La Danske Bank voit maintenant la lumière dans le tunnel et elle est plus proche que prévu. Une forte évolution de l’économie suédoise à la fin de l’hiver et au printemps signifie qu’une récession de l’économie suédoise est exclue.

La banque s’attend maintenant à une croissance du PIB de 0,5 %, contre – 1,0 % dans les dernières prévisions.

« Nous procédons à une révision substantielle à la hausse des perspectives. La Suède évite la récession et nous prévoyons plutôt une croissance faible mais positive cette année. L’économie reste divisée mais fait preuve d’une force inattendue car les signaux positifs du secteur des entreprises et du marché du travail compensent la baisse de la consommation et de la construction de logements », écrit Michael Grahn.

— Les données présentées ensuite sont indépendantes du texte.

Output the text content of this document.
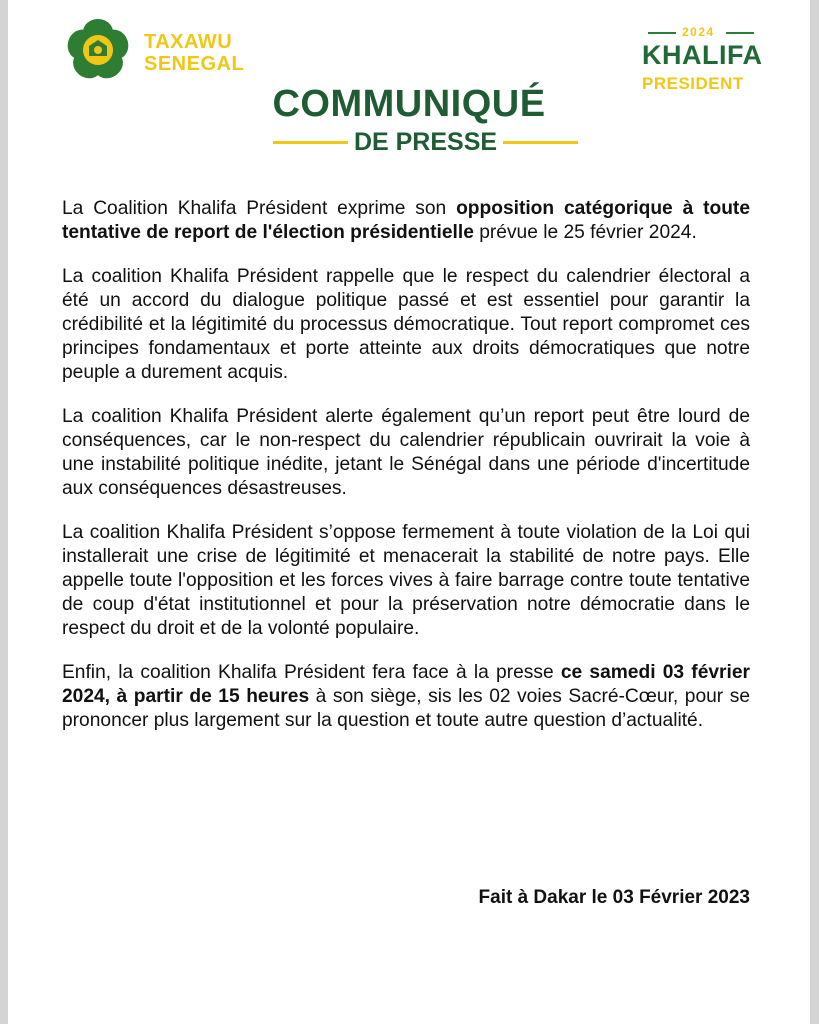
TAXAWU
SENEGAL
2024
KHALIFA
PRESIDENT
COMMUNIQUÉ
DE PRESSE

La Coalition Khalifa Président exprime son opposition catégorique à toute tentative de report de l'élection présidentielle prévue le 25 février 2024.

La coalition Khalifa Président rappelle que le respect du calendrier électoral a été un accord du dialogue politique passé et est essentiel pour garantir la crédibilité et la légitimité du processus démocratique. Tout report compromet ces principes fondamentaux et porte atteinte aux droits démocratiques que notre peuple a durement acquis.

La coalition Khalifa Président alerte également qu’un report peut être lourd de conséquences, car le non-respect du calendrier républicain ouvrirait la voie à une instabilité politique inédite, jetant le Sénégal dans une période d'incertitude aux conséquences désastreuses.

La coalition Khalifa Président s’oppose fermement à toute violation de la Loi qui installerait une crise de légitimité et menacerait la stabilité de notre pays. Elle appelle toute l'opposition et les forces vives à faire barrage contre toute tentative de coup d'état institutionnel et pour la préservation notre démocratie dans le respect du droit et de la volonté populaire.

Enfin, la coalition Khalifa Président fera face à la presse ce samedi 03 février 2024, à partir de 15 heures à son siège, sis les 02 voies Sacré-Cœur, pour se prononcer plus largement sur la question et toute autre question d’actualité.

Fait à Dakar le 03 Février 2023
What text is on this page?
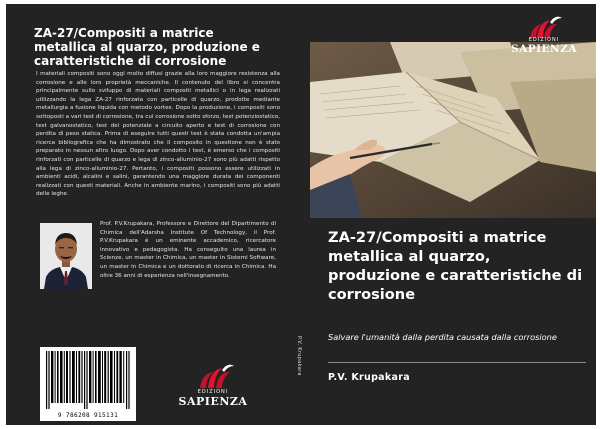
ZA-27/Compositi a matrice metallica al quarzo, produzione e caratteristiche di corrosione
I materiali compositi sono oggi molto diffusi grazie alla loro maggiore resistenza alla corrosione e alle loro proprietà meccaniche. Il contenuto del libro si concentra principalmente sullo sviluppo di materiali compositi metallici o in lega realizzati utilizzando la lega ZA-27 rinforzata con particelle di quarzo, prodotte mediante metallurgia a fusione liquida con metodo vortex. Dopo la produzione, i compositi sono sottoposti a vari test di corrosione, tra cui corrosione sotto sforzo, test potenziostatico, test galvanostatico, test del potenziale a circuito aperto e test di corrosione con perdita di peso statica. Prima di eseguire tutti questi test è stata condotta un'ampia ricerca bibliografica che ha dimostrato che il composito in questione non è stato preparato in nessun altro luogo. Dopo aver condotto i test, è emerso che i compositi rinforzati con particelle di quarzo e lega di zinco-alluminio-27 sono più adatti rispetto alla lega di zinco-alluminio-27. Pertanto, i compositi possono essere utilizzati in ambienti acidi, alcalini e salini, garantendo una maggiore durata dei componenti realizzati con questi materiali. Anche in ambiente marino, i compositi sono più adatti delle leghe.
Prof. P.V.Krupakara, Professore e Direttore del Dipartimento di Chimica dell'Adarsha Institute Of Technology, il Prof. P.V.Krupakara è un eminente accademico, ricercatore innovativo e pedagogista. Ha conseguito una laurea in Scienze, un master in Chimica, un master in Sistemi Software, un master in Chimica e un dottorato di ricerca in Chimica. Ha oltre 36 anni di esperienza nell'insegnamento.
9 786208 915131
EDIZIONI
SAPIENZA
P.V. Krupakara
EDIZIONI
SAPIENZA
ZA-27/Compositi a matrice metallica al quarzo, produzione e caratteristiche di corrosione
Salvare l'umanità dalla perdita causata dalla corrosione
P.V. Krupakara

La Riksbank va certainement devra certainement augmenter le taux directeur de 50 points de base pour atteindre 4,00 % en 2023, prévoit la Danske Bank, mais ce chiffre est encore inférieur de 25 points de base à l’évaluation précédente. En outre, la banque pense qu’en 2024, la Riksbank freinera plutôt les taux d’intérêt et les abaissera à 3,00 pour cent, contre 3,25 pour cent selon les prévisions précédentes.

Ceci alors que l’inflation devrait ralentir considérablement l’année prochaine et s’élever à 1,9 pour cent (2,3 pour cent par rapport aux prévisions précédentes) et donc être en dessous de l’objectif d’inflation de la Riksbank.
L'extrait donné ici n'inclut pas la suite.